Late last year the natural order of television entertainment was upset, turned over, rolled. For in the natural order, there is the hero who struggles against all the bad things in his world, suffers setbacks and battles difficulties, and eventually triumphs.
Then Ned Stark lost his head.
A collective gasp rose from the audience, both within the world of the show and watching at home. Ned was the epitome of a fantasy hero: strong, honourable, dedicated. And he was Sean Bean, a much-loved actor and “man’s man”, the kind men wanted to be mates with and women wanted to be with. HBO rightly put him front and center of all their Game of Thrones marketing. Here was a star that the audience would follow.
The moment we held our breath
You don’t kill your star at the end of the first season.
But this is Game of Thrones, based upon the novel series by George R. R. Martin called “A Song of Ice and Fire”. Martin takes many of the fantasy tropes readers are trained to expect and take for granted and turns them on their head. Instead he brings us an epic that feels grounded in reality, dirty and sweaty and horrible and magnificent. Good guys are undone by their want to do what’s right. Bad guys often come out on top. Good and bad are shades of grey. What is truth is often a point of view. People make decisions and live with the consequences, for good or ill. And sometimes the people we love die.

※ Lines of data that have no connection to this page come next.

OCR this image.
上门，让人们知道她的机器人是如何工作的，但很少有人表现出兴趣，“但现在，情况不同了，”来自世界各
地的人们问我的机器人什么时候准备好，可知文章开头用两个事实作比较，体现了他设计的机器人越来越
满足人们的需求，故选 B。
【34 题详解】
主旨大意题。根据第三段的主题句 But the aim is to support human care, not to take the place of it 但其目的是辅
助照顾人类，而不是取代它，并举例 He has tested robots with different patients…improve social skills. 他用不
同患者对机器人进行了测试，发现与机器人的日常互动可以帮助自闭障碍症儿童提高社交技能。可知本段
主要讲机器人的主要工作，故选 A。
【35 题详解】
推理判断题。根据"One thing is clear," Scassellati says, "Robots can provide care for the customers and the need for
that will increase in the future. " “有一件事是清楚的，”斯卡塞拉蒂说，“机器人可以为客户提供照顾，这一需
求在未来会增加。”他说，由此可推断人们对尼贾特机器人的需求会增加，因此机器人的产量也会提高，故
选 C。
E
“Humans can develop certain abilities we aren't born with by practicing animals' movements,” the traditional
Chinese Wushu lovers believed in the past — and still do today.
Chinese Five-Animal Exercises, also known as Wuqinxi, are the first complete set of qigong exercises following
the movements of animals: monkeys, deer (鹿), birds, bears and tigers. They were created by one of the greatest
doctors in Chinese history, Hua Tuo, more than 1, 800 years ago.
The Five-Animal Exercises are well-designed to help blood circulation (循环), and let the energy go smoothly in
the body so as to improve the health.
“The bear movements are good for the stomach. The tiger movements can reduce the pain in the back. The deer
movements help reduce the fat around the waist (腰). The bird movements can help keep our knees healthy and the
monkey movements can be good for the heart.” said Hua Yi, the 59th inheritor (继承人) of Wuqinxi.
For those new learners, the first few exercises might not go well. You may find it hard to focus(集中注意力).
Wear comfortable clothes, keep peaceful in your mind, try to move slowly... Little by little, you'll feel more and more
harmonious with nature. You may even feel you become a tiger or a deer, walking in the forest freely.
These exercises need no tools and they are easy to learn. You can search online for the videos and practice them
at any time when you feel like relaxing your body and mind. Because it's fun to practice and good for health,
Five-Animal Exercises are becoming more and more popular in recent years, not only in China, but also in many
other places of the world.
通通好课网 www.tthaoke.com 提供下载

The first season of Game of Thrones played right up to what the audience expected. Those who had not read the book - the viewing majority - had no idea of the turn the series was to take. In Hollywood, the hero is saved at the last minute. The moments up to Ned’s execution were spent wondering how we was going to get out of it, even when no escape seemed possible. Would Queen Cersei over rule her son? Would Arya leap up the steps and using her swordplay skills rescue her father? Would mysterious Night’s Watchman Yoren save him instead? None of this happened and we the audience could only watch as Ned accepted his fate and the swordsman took his life.
Ned’s death however was the spark that lit the fire of the rest of the story. In death, he inspired his son Robb to rise up against the Iron Throne and become a King himself; his daguther Arya he inspired to escape and vow revenge on all who wronged her and her family; his wife Caetlyn he inspired to vow to rescue her daughters and then “kill them all”. Without Ned’s death, Stannis Baratheon may have accepted the boy King Joffrey and being such a stickler for the rule of law joined his House to Lannister against his brother Renly. With his father gone to the Wall and his sisters returned, Robb may have given up his crusade and gone home to take on his father’s duties as Lord of Winterfell. Even Danerys, across the Narrow Sea, may do things differently when she learned that the Seven Kingdoms remained united.
So the first season of Game of Thrones is one epic long prologue. Which makes it all the more awesome, as seen in that light we realise that Game of Thrones the TV series is one long story, already planned (even if some of it is still in Martin’s head). That makes it all the more exciting. And now that television had crossed the line of character safety, where in the words of young Arya “anyone can be killed”, the doors of plot possibilities are open wide. As more big names flock to television for the high standard of writing and excellent production values, we can expect many more epic things to come. Ned’s death was not in vain; his influence will be felt far beyond the Game of Thrones.